A operação expôs ligações entre dissidentes das FARC e empresas chinesas que adquiriram o mineral sem verificar sua origem.

"[A carga] seria comercializada no mercado internacional, tendo como destino final a China através do porto de Cartagena (no norte da Colômbia)", confirmou o brigadeiro-general José Roa, diretor de Carabineiros e Proteção Ambiental, em comunicado divulgado em 2 de abril.

As autoridades também confirmaram que a remessa apreendida pertencia a dissidentes das Forças Armadas Revolucionárias da Colômbia (FARC), um grupo armado que opera ao longo da fronteira com a Venezuela.

De acordo com relatórios policiais, redes do crime organizado compram coltan na selva colombiana a um custo mínimo — cerca de US$ 7 por quilo. O minério é então transportado por rios até Villavicencio e por terra até Bogotá, onde seu valor sobe para cerca de US$ 25 por quilo antes de ser armazenado em depósitos.

De lá, o minério é transportado por caminhão até o porto caribenho de Cartagena, de onde segue para a China. Quando chega ao destino final, seu preço pode aumentar em até 200% por quilo.

A carga apreendida no início de abril em Villavicencio tinha um valor de mercado internacional estimado em US$ 1,2 milhão.

O presidente colombiano, Gustavo Petro, postou no X um elogio para a polícia, a Procuradoria-Geral da República e o Exército pela apreensão bem-sucedida da carga ilegal de coltan.

"Esta é a mineração ilegal que Iván Mordisco desenvolveu e que estamos desmantelando", disse Petro, referindo-se ao líder de uma facção dissidente das FARC que recentemente rompeu as negociações de paz com seu governo.

Cadeias de suprimentos obscuras

Os esforços para rastrear o tráfico ilegal de coltan na Colômbia estão sendo apoiados pelas Investigações de Segurança Interna dos EUA (HSI, na sigla em inglês), que trabalham para identificar outros países envolvidos na compra dessas cargas ilícitas, de acordo com o Ministério da Defesa.
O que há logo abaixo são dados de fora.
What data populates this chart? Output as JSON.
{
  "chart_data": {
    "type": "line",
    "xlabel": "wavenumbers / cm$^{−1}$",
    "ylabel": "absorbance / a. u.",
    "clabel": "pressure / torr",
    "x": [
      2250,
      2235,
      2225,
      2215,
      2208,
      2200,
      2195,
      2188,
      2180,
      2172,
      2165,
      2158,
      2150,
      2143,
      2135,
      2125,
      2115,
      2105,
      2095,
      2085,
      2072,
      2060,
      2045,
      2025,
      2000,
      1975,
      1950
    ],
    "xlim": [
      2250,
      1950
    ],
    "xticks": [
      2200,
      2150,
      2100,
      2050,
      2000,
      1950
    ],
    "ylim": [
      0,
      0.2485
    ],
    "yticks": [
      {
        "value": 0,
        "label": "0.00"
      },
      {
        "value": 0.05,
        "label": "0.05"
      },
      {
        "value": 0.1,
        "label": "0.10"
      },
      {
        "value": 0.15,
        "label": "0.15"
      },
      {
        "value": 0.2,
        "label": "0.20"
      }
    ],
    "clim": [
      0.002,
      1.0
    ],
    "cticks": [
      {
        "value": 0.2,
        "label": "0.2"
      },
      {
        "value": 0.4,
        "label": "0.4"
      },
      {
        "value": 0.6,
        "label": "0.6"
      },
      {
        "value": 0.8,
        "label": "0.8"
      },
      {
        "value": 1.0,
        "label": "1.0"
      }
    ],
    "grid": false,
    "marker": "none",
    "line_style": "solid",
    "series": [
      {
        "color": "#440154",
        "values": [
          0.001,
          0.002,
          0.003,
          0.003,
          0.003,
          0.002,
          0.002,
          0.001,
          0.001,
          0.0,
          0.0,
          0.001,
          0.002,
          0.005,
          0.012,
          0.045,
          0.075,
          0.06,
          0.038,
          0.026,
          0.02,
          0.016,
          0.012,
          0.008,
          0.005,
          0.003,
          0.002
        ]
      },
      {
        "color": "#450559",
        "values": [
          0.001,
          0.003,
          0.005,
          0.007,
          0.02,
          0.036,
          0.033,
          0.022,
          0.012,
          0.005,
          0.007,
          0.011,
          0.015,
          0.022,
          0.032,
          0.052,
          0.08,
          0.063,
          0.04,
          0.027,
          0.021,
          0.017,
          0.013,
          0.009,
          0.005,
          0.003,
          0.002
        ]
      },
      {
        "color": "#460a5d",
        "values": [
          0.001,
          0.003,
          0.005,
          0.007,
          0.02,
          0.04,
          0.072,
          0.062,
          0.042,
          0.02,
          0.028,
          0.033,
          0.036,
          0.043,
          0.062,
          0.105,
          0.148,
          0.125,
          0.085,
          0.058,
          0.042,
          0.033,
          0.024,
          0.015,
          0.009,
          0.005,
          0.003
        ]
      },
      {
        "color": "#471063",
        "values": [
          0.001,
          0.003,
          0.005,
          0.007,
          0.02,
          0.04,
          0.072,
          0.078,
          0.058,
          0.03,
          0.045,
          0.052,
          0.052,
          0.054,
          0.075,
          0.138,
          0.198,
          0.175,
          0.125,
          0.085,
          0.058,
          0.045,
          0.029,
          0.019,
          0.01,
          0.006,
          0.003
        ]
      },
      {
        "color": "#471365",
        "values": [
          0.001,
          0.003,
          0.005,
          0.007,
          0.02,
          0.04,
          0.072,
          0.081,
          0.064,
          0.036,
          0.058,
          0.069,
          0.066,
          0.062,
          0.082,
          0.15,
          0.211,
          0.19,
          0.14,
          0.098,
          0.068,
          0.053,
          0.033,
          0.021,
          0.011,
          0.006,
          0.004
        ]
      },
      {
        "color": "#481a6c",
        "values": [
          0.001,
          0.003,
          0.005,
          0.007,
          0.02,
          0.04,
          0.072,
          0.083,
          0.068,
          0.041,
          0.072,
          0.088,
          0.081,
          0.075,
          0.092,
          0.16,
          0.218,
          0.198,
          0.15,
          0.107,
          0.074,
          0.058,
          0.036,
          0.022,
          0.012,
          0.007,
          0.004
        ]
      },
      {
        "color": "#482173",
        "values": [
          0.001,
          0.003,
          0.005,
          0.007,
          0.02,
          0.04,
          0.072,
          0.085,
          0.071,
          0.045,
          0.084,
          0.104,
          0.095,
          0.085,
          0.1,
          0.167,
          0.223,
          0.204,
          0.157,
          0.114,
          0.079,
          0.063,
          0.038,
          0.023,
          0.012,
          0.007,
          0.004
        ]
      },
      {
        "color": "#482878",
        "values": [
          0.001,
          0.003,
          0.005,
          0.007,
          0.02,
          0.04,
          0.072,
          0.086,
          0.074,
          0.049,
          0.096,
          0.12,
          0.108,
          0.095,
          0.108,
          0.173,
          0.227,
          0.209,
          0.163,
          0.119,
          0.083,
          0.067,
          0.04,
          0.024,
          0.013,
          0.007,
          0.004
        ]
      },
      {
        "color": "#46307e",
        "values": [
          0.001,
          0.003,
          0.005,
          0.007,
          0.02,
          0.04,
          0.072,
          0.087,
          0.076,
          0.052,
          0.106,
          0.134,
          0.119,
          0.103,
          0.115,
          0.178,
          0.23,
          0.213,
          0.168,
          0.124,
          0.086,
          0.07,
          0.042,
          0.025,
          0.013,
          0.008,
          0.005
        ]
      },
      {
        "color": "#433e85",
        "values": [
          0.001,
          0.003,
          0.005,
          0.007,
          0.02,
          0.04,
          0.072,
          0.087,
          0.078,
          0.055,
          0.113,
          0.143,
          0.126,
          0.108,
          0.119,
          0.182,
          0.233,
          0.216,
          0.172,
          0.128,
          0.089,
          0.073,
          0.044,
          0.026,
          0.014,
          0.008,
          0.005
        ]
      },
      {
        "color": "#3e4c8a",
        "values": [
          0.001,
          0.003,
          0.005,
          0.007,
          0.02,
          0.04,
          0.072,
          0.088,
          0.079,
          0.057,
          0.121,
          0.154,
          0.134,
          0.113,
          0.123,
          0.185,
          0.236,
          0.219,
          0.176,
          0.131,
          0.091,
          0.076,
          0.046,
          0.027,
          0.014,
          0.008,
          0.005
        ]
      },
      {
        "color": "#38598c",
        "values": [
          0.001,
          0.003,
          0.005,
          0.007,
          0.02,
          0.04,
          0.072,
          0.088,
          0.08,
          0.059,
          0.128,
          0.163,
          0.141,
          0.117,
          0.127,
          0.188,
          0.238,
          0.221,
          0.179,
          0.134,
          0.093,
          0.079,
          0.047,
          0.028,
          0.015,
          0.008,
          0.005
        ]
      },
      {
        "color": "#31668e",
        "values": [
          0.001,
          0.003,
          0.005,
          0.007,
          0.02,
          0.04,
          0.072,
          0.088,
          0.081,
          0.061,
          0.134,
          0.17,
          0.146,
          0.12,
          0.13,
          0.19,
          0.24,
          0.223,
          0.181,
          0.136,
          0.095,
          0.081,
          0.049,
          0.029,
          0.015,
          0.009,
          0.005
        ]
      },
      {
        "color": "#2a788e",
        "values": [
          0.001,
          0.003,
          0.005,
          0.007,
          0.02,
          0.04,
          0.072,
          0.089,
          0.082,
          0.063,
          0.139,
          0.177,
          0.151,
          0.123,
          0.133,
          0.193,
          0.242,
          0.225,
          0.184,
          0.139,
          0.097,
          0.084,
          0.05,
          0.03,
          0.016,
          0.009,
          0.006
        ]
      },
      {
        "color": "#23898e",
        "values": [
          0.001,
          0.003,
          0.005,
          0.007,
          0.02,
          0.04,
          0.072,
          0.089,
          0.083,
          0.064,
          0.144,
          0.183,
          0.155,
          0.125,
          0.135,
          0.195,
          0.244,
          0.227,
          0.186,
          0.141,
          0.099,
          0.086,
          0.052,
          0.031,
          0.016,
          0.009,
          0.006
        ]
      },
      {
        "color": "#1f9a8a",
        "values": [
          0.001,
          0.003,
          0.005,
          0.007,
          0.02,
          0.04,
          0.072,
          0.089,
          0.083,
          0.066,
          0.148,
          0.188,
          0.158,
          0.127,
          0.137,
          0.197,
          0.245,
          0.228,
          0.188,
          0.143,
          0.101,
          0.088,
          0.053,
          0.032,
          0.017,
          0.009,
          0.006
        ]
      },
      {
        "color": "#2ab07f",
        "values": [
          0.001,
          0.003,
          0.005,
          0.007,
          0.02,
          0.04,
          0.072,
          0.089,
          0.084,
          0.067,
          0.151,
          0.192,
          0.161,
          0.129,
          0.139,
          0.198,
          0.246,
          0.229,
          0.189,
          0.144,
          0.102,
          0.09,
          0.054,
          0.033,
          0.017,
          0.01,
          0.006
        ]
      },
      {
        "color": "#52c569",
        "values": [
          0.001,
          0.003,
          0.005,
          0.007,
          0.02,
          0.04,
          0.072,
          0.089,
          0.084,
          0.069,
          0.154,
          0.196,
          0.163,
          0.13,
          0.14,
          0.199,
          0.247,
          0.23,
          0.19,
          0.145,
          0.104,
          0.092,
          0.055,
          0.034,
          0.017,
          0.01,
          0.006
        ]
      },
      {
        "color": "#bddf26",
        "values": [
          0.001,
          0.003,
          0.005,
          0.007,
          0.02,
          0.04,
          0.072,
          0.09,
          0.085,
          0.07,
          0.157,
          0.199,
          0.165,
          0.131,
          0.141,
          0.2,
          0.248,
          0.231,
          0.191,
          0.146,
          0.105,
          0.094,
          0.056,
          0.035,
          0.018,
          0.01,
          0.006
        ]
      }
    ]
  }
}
Anteriormente, em 14 de março, autoridades colombianas haviam apreendido no departamento de Vichada 19 toneladas de coltan, destinadas à exportação para a China.

Um relatório de agosto de 2021 da InSight Crime destacou que o coltan extraído ilegalmente da Colômbia, na Venezuela e em países africanos como a República Democrática do Congo (RDC) é frequentemente contrabandeado por redes complexas antes de chegar à China.

Muitas vezes acompanhado de documentação falsificada, o coltan extraído ilegalmente entra nos mercados internacionais por meio de cadeias de suprimentos duvidosas.

A identificação de compradores chineses específicos continua sendo um desafio devido à natureza obscura do comércio. No entanto, relatórios indicam que pequenas instalações de processamento menos regulamentadas compram coltan bruto e o revendem através de plataformas online na China.

Esse processo torna o coltan acessível para as grandes empresas de processamento de minerais, como a China National Nonferrous Metals Import & Export Corporation (CNMC) e a Ningxia Orient Tantalum Industry.

Como essas cadeias de suprimentos são deliberadamente estruturadas para ocultar a origem dos materiais, distinguir o coltan legal do ilegal continua sendo quase impossível.